James "Rhodey" Rhodes appears in media set in the Marvel Cinematic Universe (MCU), portrayed initially by Terrence Howard and subsequently by Don Cheadle following a contract dispute between Howard and Marvel Studios.

==Video games==
- War Machine appears as a playable character in Marvel vs. Capcom: Clash of Super Heroes, voiced by Wayne Ward. Additionally, a golden version appears as a hidden character.
- War Machine appears as a playable character in Marvel vs. Capcom 2: New Age of Heroes, voiced again by Wayne Ward.
- War Machine's armor appears as an alternate skin for Iron Man in X-Men Legends II: Rise of Apocalypse.
- War Machine's armor appears as an alternate skin for Iron Man in most versions of Marvel: Ultimate Alliance and as a playable character in the PC version.
- James Rhodes appears in Iron Man (2008), voiced by Terrence Howard.
- War Machine appears as a boss in the PlayStation 3 and Xbox 360 versions of Marvel: Ultimate Alliance 2, voiced by Nolan North. This version supports Iron Man in defending the Registration Acts.
- War Machine appears in Marvel Super Hero Squad, voiced again by Nolan North.
- War Machine appears as a playable character in Iron Man 2, voiced by Don Cheadle, with additional dialogue provided by Phil LaMarr.
- War Machine's armor appears as an alternate skin for Iron Man in Marvel vs. Capcom 3: Fate of Two Worlds and Ultimate Marvel vs Capcom 3. Additionally, he makes a cameo appearance in Hawkeye's ending in the latter game as a member of the West Coast Avengers.
- War Machine appears as a playable character in Marvel Super Hero Squad Online, voiced by Alimi Ballard.
- War Machine appears in Iron Man 3: The Official Game, voiced by Ty Jones.
- War Machine appears as a playable character in Marvel Avengers Alliance.
- War Machine appears as a playable character in Lego Marvel Super Heroes, voiced again by Phil LaMarr.
- War Machine appears as a playable character in Marvel Heroes, again voiced by James C. Mathis III.

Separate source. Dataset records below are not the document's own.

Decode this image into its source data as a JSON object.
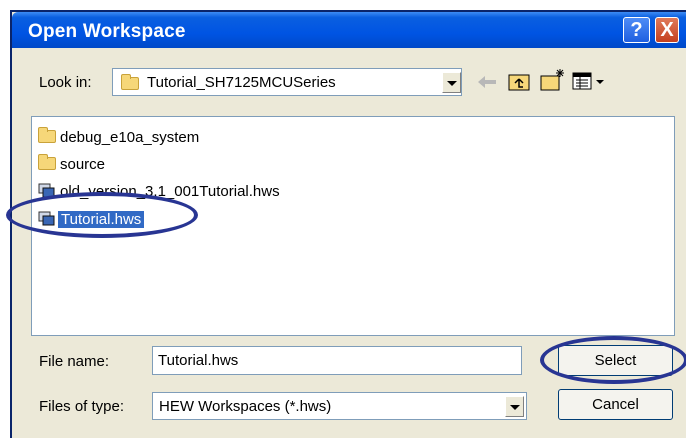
{
  "title": "Open Workspace",
  "titlebar": {
    "help_label": "?",
    "close_label": "X"
  },
  "look_in": {
    "label": "Look in:",
    "value": "Tutorial_SH7125MCUSeries"
  },
  "toolbar": [
    "back-icon",
    "up-folder-icon",
    "new-folder-icon",
    "view-menu-icon"
  ],
  "files": [
    {
      "name": "debug_e10a_system",
      "type": "folder"
    },
    {
      "name": "source",
      "type": "folder"
    },
    {
      "name": "old_version_3.1_001Tutorial.hws",
      "type": "workspace"
    },
    {
      "name": "Tutorial.hws",
      "type": "workspace",
      "selected": true
    }
  ],
  "file_name": {
    "label": "File name:",
    "value": "Tutorial.hws"
  },
  "file_type": {
    "label": "Files of type:",
    "value": "HEW Workspaces (*.hws)"
  },
  "buttons": {
    "select": "Select",
    "cancel": "Cancel"
  },
  "colors": {
    "selection": "#316ac5",
    "highlight_ellipse": "#283593",
    "titlebar": "#0054e3"
  }
}
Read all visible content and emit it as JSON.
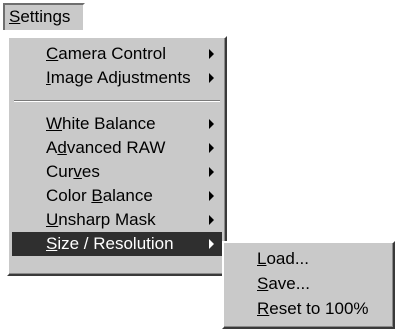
{
  "menubar": {
    "settings": {
      "pre": "",
      "key": "S",
      "post": "ettings"
    }
  },
  "main_menu": {
    "items": [
      {
        "pre": "",
        "key": "C",
        "post": "amera Control"
      },
      {
        "pre": "",
        "key": "I",
        "post": "mage Adjustments"
      },
      {
        "pre": "",
        "key": "W",
        "post": "hite Balance"
      },
      {
        "pre": "A",
        "key": "d",
        "post": "vanced RAW"
      },
      {
        "pre": "Cur",
        "key": "v",
        "post": "es"
      },
      {
        "pre": "Color ",
        "key": "B",
        "post": "alance"
      },
      {
        "pre": "",
        "key": "U",
        "post": "nsharp Mask"
      },
      {
        "pre": "",
        "key": "S",
        "post": "ize / Resolution"
      }
    ]
  },
  "sub_menu": {
    "items": [
      {
        "pre": "",
        "key": "L",
        "post": "oad..."
      },
      {
        "pre": "",
        "key": "S",
        "post": "ave..."
      },
      {
        "pre": "",
        "key": "R",
        "post": "eset to 100%"
      }
    ]
  },
  "colors": {
    "menu_background": "#c9c9c9",
    "highlight_background": "#2f2f2f",
    "highlight_text": "#ffffff"
  },
  "icons": {
    "submenu_arrow": "chevron-right-icon"
  }
}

- War Machine appears as a playable character in Marvel Contest of Champions.
- War Machine appears as a playable character in Marvel: Future Fight.
- A teenage version of War Machine appears in Marvel Avengers Academy, voiced by Adande Thorne.
- War Machine appears as a playable character in Lego Marvel's Avengers, voiced again by Don Cheadle.
- War Machine appears as a playable character in Lego Marvel Super Heroes 2.
- War Machine appears as a playable character in Marvel Future Revolution.
- War Machine appears as a playable character in Marvel Super War.
- War Machine appears as a battle pass skin in Fortnite Battle Royale.